Et comme s’il ne se fût senti la force de se détacher de la main qu’il tenait que par une secousse, il s’éloigna tout courant, tandis que Mme Bonacieux frappait, comme au volet, trois coups lents et réguliers ; puis, arrivé à l’angle de la rue, il se retourna : la porte s’était ouverte et refermée, la jolie mercière avait disparu.
D’Artagnan continua son chemin, il avait donné sa parole de ne pas épier Mme Bonacieux, et sa vie eût-elle dépendu de l’endroit où elle allait se rendre, ou de la personne qui devait l’accompagner, d’Artagnan serait rentré chez lui, puisqu’il avait dit qu’il y rentrait. Cinq minutes après, il était dans la rue des Fossoyeurs.

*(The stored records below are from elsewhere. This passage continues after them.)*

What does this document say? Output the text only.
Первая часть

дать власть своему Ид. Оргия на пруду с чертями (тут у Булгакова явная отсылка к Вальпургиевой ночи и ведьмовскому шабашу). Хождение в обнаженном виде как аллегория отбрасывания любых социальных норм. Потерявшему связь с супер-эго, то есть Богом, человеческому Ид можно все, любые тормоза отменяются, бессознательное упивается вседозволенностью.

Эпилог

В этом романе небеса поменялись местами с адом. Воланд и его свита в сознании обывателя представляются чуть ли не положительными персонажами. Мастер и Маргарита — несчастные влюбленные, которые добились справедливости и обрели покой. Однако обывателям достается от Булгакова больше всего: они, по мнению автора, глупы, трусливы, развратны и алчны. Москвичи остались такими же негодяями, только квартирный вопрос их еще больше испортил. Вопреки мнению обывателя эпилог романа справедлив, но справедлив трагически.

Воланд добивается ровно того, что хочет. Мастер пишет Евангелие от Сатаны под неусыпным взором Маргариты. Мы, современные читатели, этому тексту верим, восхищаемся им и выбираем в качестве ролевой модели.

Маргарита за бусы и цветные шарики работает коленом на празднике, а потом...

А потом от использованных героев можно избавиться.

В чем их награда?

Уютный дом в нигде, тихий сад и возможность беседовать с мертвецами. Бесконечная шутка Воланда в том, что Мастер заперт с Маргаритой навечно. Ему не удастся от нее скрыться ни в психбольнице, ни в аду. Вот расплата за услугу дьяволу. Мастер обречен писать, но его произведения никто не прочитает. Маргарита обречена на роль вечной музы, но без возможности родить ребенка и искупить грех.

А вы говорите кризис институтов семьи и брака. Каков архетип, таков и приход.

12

«Pauvre Athos, disait-il, il ne saura pas ce que cela veut dire. Il se sera endormi en m’attendant, ou il sera retourné chez lui, et en rentrant il aura appris qu’une femme y était venue. Une femme chez Athos ! Après tout, continua d’Artagnan, il y en avait bien une chez Aramis. Tout cela est fort étrange, et je serais bien curieux de savoir comment cela finira.
– Mal, monsieur, mal», répondit une voix que le jeune homme reconnut pour celle de Planchet ; car tout en monologuant tout haut, à la manière des gens très préoccupés, il s’était engagé dans l’allée au fond de laquelle était l’escalier qui conduisait à sa chambre.

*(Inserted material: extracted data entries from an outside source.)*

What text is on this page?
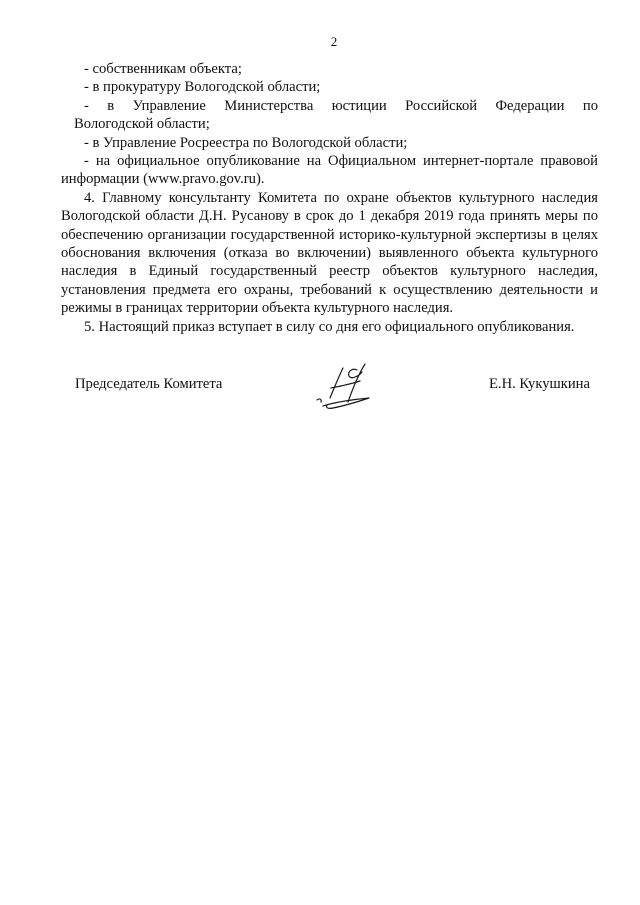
2

- собственникам объекта;

- в прокуратуру Вологодской области;

- в Управление Министерства юстиции Российской Федерации по

Вологодской области;

- в Управление Росреестра по Вологодской области;

- на официальное опубликование на Официальном интернет-портале правовой информации (www.pravo.gov.ru).

4. Главному консультанту Комитета по охране объектов культурного наследия Вологодской области Д.Н. Русанову в срок до 1 декабря 2019 года принять меры по обеспечению организации государственной историко-культурной экспертизы в целях обоснования включения (отказа во включении) выявленного объекта культурного наследия в Единый государственный реестр объектов культурного наследия, установления предмета его охраны, требований к осуществлению деятельности и режимы в границах территории объекта культурного наследия.

5. Настоящий приказ вступает в силу со дня его официального опубликования.

Председатель Комитета	Е.Н. Кукушкина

«Comment, mal ? que veux-tu dire, imbécile ? demanda d’Artagnan, qu’est-il donc arrivé ?
– Toutes sortes de malheurs.
– Lesquels ?
– D’abord M. Athos est arrêté.
– Arrêté ! Athos ! arrêté ! pourquoi ?
– On l’a trouvé chez vous ; on l’a pris pour vous.

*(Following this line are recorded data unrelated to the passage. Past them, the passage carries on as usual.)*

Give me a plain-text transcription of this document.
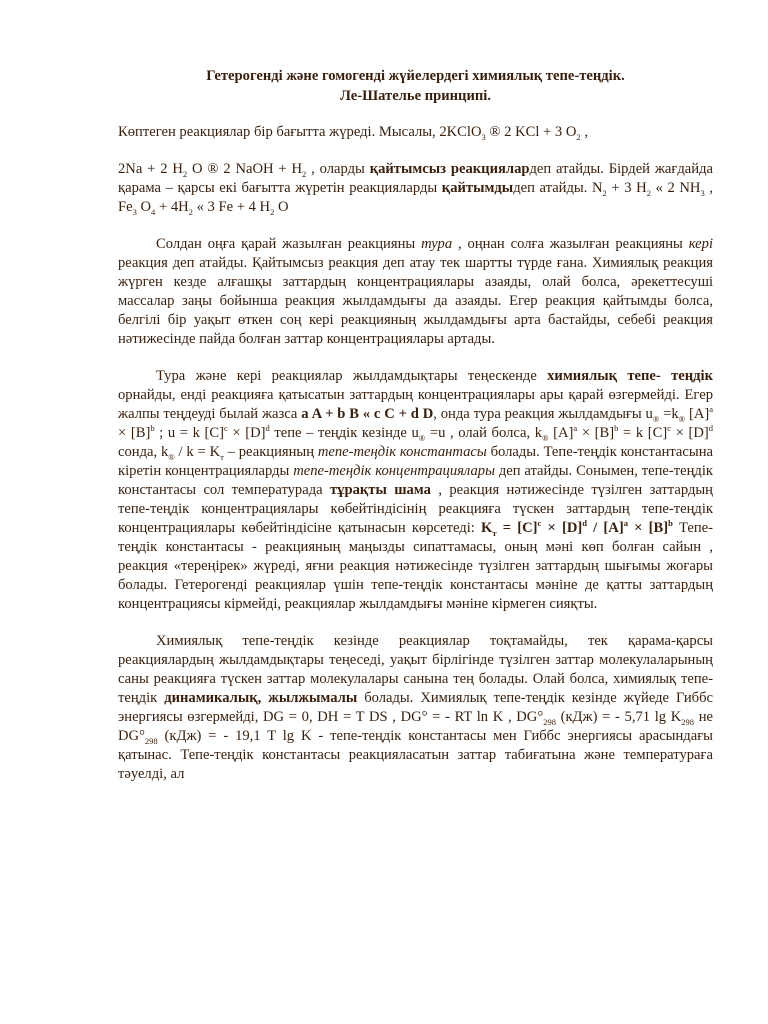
Гетерогенді және гомогенді жүйелердегі химиялық тепе-теңдік.
Ле-Шателье принципі.

Көптеген реакциялар бір бағытта жүреді. Мысалы, 2KClO$_3$ ® 2 KCl + 3 $O_2$ ,

2Na + 2 $H_2$ O ® 2 NaOH + $H_2$ , оларды қайтымсыз реакциялардеп атайды. Бірдей жағдайда қарама – қарсы екі бағытта жүретін реакцияларды қайтымдыдеп атайды. $N_2 + 3$ $H_2$ « 2 $NH_3$ , $Fe_3$ $O_4 + 4H_2$ « 3 Fe + 4 $H_2$ O

Солдан оңға қарай жазылған реакцияны тура , оңнан солға жазылған реакцияны кері реакция деп атайды. Қайтымсыз реакция деп атау тек шартты түрде ғана. Химиялық реакция жүрген кезде алғашқы заттардың концентрациялары азаяды, олай болса, әрекеттесуші массалар заңы бойынша реакция жылдамдығы да азаяды. Егер реакция қайтымды болса, белгілі бір уақыт өткен соң кері реакцияның жылдамдығы арта бастайды, себебі реакция нәтижесінде пайда болған заттар концентрациялары артады.

Тура және кері реакциялар жылдамдықтары теңескенде химиялық тепе- теңдік орнайды, енді реакцияға қатысатын заттардың концентрациялары ары қарай өзгермейді. Егер жалпы теңдеуді былай жазса a A + b B « c C + d D, онда тура реакция жылдамдығы $u_® =k_®$ $[A]^a \times [B]^b$ ; u = k $[C]^c \times [D]^d$ тепе – теңдік кезінде $u_® =u$ , олай болса, $k_®$ $[A]^a \times [B]^b = k$ $[C]^c \times [D]^d$ сонда, $k_® / k = K_т$ – реакцияның тепе-теңдік константасы болады. Тепе-теңдік константасына кіретін концентрацияларды тепе-теңдік концентрациялары деп атайды. Сонымен, тепе-теңдік константасы сол температурада тұрақты шама , реакция нәтижесінде түзілген заттардың тепе-теңдік концентрациялары көбейтіндісінің реакцияға түскен заттардың тепе-теңдік концентрациялары көбейтіндісіне қатынасын көрсетеді: $K_т = [C]^c \times [D]^d / [A]^a \times [B]^b$ Тепе-теңдік константасы - реакцияның маңызды сипаттамасы, оның мәні көп болған сайын , реакция «тереңірек» жүреді, яғни реакция нәтижесінде түзілген заттардың шығымы жоғары болады. Гетерогенді реакциялар үшін тепе-теңдік константасы мәніне де қатты заттардың концентрациясы кірмейді, реакциялар жылдамдығы мәніне кірмеген сияқты.

Химиялық тепе-теңдік кезінде реакциялар тоқтамайды, тек қарама-қарсы реакциялардың жылдамдықтары теңеседі, уақыт бірлігінде түзілген заттар молекулаларының саны реакцияға түскен заттар молекулалары санына тең болады. Олай болса, химиялық тепе-теңдік динамикалық, жылжымалы болады. Химиялық тепе-теңдік кезінде жүйеде Гиббс энергиясы өзгермейді, DG = 0, DH = T DS , DG° = - RT ln K , $DG^\circ_{298}$ (кДж) = - 5,71 $\lg K_{298}$ не $DG^\circ_{298}$ (кДж) = - 19,1 T lg K - тепе-теңдік константасы мен Гиббс энергиясы арасындағы қатынас. Тепе-теңдік константасы реакцияласатын заттар табиғатына және температураға тәуелді, ал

– Et par qui a-t-il été arrêté ?
– Par la garde qu’ont été chercher les hommes noirs que vous avez mis en fuite.
– Pourquoi ne s’est-il pas nommé ? pourquoi n’a-t-il pas dit qu’il était étranger à cette affaire ?
– Il s’en est bien gardé, monsieur ; il s’est au contraire approché de moi et m’a dit : «C’est ton maître qui a besoin de sa liberté en ce moment, et non pas moi, puisqu’il sait tout et que je ne sais rien. On le croira arrêté, et cela lui donnera du temps ; dans trois jours je dirai qui je suis, et il faudra bien qu’on me fasse sortir.»
– Bravo, Athos ! noble coeur, murmura d’Artagnan, je le reconnais bien là ! Et qu’ont fait les sbires ?
– Quatre l’ont emmené je ne sais où, à la Bastille ou au For-l’Évêque ; deux sont restés avec les hommes noirs, qui ont fouillé partout et qui ont pris tous les papiers. Enfin les deux derniers, pendant cette expédition, montaient la garde à la porte ; puis, quand tout a été fini, ils sont partis, laissant la maison vide et tout ouvert.
– Et Porthos et Aramis ?
– Je ne les avais pas trouvés, ils ne sont pas venus.
– Mais ils peuvent venir d’un moment à l’autre, car tu leur as fait dire que je les attendais ?
– Oui, monsieur.
– Eh bien, ne bouge pas d’ici ; s’ils viennent, préviens-les de ce qui m’est arrivé, qu’ils m’attendent au cabaret de la Pomme de Pin ; ici il y aurait danger, la maison peut être espionnée. Je cours chez M. de Tréville pour lui annoncer tout cela, et je les y rejoins.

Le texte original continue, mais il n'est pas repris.